Armenia, another former Soviet state, is quickly ditching Russian support in favour of Western aid in the face of renewed Azerbaijani aggression. Early this year, Armenian Prime Minister Nikol Pashinyan announced that Armenia had refused to participate in the Collective Security Treaty Organisation, the Russian-led answer to NATO. The pivot away from Russian security was a surprising break in a longstanding relationship between Yerevan and Moscow. Seeing an opportunity, the United States and France in particular are seeking to fill this void; Directly after the statement from Armenia that the country will not be a part of CTSO, the French Armed Forces Minister visited Armenia to discuss strengthening defensive ties. Armenia desires Western support to bolster its military, requiring more support than Russia could accommodate, to even power discrepancies between itself and Azerbaijan in an attempt to stave off invasion.
Armenia is wary of Azerbaijan's aggressive posture, of particular concern is that an invasion might be launched to take the geopolitically significant Zangezur corridor in southern Armenia. Such a move would finally connect greater Azerbaijan with the Nakhichevan Autonomous Republic, an Azerbaijan exclave located in southwest Armenia. If Azerbaijan controls the corridor, then they will share a border with Turkey, unlocking direct rail and road links between the two Turkic nations. This has been deemed an important issue for Turkish President Recep Tayyip Erdogan who vigorously pursues what has been coined the pan-Turkic project. Armenia obviously does not want to be steamrolled in the creation of Turkic NATO and Russia does not want growing Turkish influence swelling in its Central Asian underbelly.

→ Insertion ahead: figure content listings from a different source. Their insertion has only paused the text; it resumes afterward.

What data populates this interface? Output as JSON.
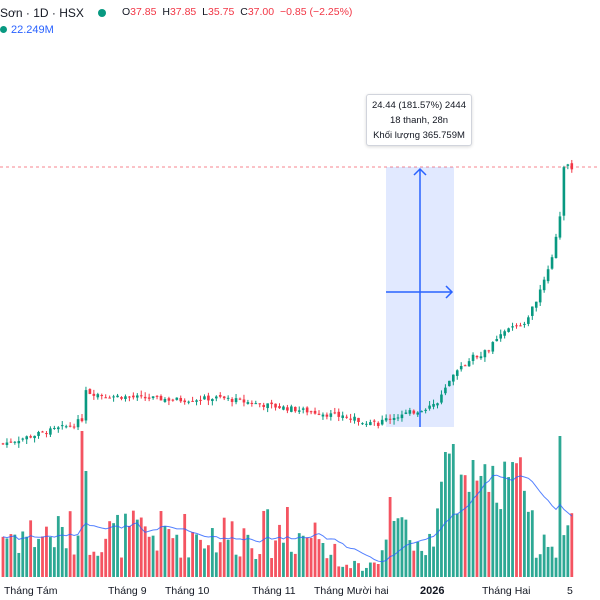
{
  "header": {
    "symbol": "Sơn · 1D · HSX",
    "ohlc": [
      {
        "key": "O",
        "value": "37.85"
      },
      {
        "key": "H",
        "value": "37.85"
      },
      {
        "key": "L",
        "value": "35.75"
      },
      {
        "key": "C",
        "value": "37.00"
      }
    ],
    "change": "−0.85 (−2.25%)",
    "volume_ma": "22.249M"
  },
  "measure_tooltip": {
    "line1": "24.44 (181.57%) 2444",
    "line2": "18 thanh, 28n",
    "line3": "Khối lượng 365.759M"
  },
  "colors": {
    "up": "#089981",
    "down": "#f23645",
    "volume_ma": "#2962ff",
    "measure_fill": "#2962ff",
    "price_line": "#f23645"
  },
  "chart_data": {
    "type": "candlestick",
    "x_tick_labels": [
      "Tháng Tám",
      "Tháng 9",
      "Tháng 10",
      "Tháng 11",
      "Tháng Mười hai",
      "2026",
      "Tháng Hai",
      "5"
    ],
    "last_close": 37.0,
    "measured_range": {
      "change": 24.44,
      "percent": 181.57,
      "bars": 18,
      "days": 28,
      "volume": "365.759M"
    },
    "grid": false,
    "volume_pane": true,
    "volume_ma_value": "22.249M"
  }
}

All this considered, Russia is in a tough spot and NATO seeks to exploit this. Russian forces may be chipping away making slow but consistent progress in the far more difficult than expected Ukrainian Special Military Operation, but the West is seeking to make strategic advancements on Russia’s flanks. Russia for a long time has sought to maintain its influence in the region, brokering peace and meditating ceasefires in the Nagorno-Karabakh war between Armenia and Azerbaijan as well as the direct invasion of Georgia back in 2008, enforcing peace amongst Georgia and self-proclaimed breakaway republics South Ossetia and Abkhazia.
This Russian political behaviour follows the Primakov doctrine, which advises that for Russia to carry political weight in a multipolar world then, among other principles, dominance of post-Soviet territory is a necessity. Using the lens of the Primakov doctrine we understand the significance of Georgia and Armenia in this chess match. Russia can see the fall of the Caucasus provide a launching pad for hostile powers to agitate Russia’s Central Asian region. But with so many resources dedicated to Ukraine, it will be enthralling to see if the Kremlin can continue to keep the West out of the Caucasus. The October 2024 Georgian election will act as a litmus test, as will monitoring how Armenia’s relations with the West develop, especially if confronted by aggressive Azerbaijani rhetoric.